Antigravity in the summertime

Velocity of water at the maximum height equals

$\displaystyle v^2 = v_0^2 - 2gh_{max}$ ....... (1)

Now force provided by water stream should balance the weight of tray

Change in momemtum of stream = Mg

$J( v - (-v)) = Mg$

$\displaystyle v = \dfrac{Mg}{2J}$

Substituting in equation (1)

$\displaystyle \left( \dfrac{Mg}{2J} \right)^2 = v_0^2 - 2gh_{max}$

Substituting given values in the equation to get

$\displaystyle \boxed{ h_{max} = 6.797m}$

To keep the tray floating at rest, net force on tray must be zero. The weight of the tray is $W _t= Mg$ downwards. The water must provide the same magnitude of force upwards.
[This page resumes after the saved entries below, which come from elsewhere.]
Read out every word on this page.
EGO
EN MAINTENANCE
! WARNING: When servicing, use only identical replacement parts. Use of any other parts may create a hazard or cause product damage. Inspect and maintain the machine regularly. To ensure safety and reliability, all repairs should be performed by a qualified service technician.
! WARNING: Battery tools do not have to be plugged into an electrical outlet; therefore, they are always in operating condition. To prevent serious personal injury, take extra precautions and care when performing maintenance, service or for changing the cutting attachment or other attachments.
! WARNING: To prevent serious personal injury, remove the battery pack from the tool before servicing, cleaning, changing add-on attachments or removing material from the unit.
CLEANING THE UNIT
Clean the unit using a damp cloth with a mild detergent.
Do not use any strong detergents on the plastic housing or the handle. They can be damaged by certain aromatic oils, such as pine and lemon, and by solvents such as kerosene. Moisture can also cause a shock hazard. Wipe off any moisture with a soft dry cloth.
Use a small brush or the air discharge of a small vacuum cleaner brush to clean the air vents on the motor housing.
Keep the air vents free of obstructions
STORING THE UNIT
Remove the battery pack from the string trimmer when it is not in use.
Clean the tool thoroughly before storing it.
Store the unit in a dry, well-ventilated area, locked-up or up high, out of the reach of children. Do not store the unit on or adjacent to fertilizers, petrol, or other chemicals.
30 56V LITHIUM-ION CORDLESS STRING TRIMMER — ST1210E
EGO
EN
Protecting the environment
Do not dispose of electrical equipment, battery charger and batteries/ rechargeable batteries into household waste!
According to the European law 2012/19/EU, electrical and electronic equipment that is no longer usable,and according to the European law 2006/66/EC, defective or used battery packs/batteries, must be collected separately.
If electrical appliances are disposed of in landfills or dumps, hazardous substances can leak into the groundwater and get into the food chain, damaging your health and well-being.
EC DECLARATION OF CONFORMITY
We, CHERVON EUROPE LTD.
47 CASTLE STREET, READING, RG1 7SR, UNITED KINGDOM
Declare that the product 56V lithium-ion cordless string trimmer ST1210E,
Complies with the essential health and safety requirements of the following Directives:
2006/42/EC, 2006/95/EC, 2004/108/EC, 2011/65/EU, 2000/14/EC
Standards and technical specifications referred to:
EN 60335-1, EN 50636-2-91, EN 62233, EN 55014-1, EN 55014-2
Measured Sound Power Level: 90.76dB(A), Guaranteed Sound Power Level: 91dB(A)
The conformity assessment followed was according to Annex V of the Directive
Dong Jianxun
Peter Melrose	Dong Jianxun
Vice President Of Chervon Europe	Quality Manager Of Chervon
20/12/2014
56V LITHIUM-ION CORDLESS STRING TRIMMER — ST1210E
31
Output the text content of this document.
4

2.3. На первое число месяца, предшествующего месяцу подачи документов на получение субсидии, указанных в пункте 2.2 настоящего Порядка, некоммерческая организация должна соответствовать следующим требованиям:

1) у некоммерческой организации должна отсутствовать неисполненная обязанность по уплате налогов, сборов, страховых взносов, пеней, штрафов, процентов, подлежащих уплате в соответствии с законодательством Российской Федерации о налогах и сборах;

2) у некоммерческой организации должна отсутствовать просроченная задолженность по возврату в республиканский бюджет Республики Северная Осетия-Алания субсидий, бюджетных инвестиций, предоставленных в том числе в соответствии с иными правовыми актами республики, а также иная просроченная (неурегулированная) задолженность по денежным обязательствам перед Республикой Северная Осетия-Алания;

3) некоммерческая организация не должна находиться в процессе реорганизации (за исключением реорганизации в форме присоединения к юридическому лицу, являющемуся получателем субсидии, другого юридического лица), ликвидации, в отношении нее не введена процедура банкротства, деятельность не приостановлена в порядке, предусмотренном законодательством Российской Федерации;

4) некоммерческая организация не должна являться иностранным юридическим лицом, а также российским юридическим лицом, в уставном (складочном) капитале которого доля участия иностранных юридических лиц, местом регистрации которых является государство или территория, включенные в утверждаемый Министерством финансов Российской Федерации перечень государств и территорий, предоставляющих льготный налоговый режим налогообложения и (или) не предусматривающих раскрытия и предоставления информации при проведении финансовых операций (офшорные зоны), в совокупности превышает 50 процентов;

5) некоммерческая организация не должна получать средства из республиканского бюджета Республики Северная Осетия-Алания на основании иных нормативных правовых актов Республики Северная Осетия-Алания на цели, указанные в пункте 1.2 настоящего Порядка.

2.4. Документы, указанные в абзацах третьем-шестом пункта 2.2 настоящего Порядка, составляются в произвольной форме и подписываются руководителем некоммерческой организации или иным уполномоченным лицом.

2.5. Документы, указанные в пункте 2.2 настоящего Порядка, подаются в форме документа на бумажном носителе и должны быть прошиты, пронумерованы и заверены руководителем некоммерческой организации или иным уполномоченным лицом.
If water collides elastically with the tray, then the momentum of water changes at the rate of $J_m (v-(-v)) = 2J_m v$ . Using Newton's third law of motion, water will exert equal and opposite force on tray i.e. $2 J_m v$ force upward. Here $v$ is the velocity at which water collides with tray.

Both forces are equal, so

$Mg = 2 J_m v$

$\implies v = \dfrac{Mg}{2 J_m} \phantom{.......} (*)$

Using laws of kinematics,

$v^2 - v_{0}^{2} = 2(-g) h_{\text{max}}$

$\implies v = \sqrt{v_{0}^{2} - 2gh_{\text{max}}} \phantom{.......} (**)$

We use $(*)$ and $(**)$ to eliminate $v$

$\dfrac{Mg}{2 J_m} = \sqrt{v_{0}^{2} - 2gh_{\text{max}}}$

We make $h_{\text{max}}$ the subject of the formula.

$h_{\text{max}} = \frac{v_{0}^{2} - \left(\frac{Mg}{2 J_m}\right)^2}{2g}$

When we substitute the values, we get $h_{\text{max}} \approx \boxed{6.797\text{m}}$ $_\square$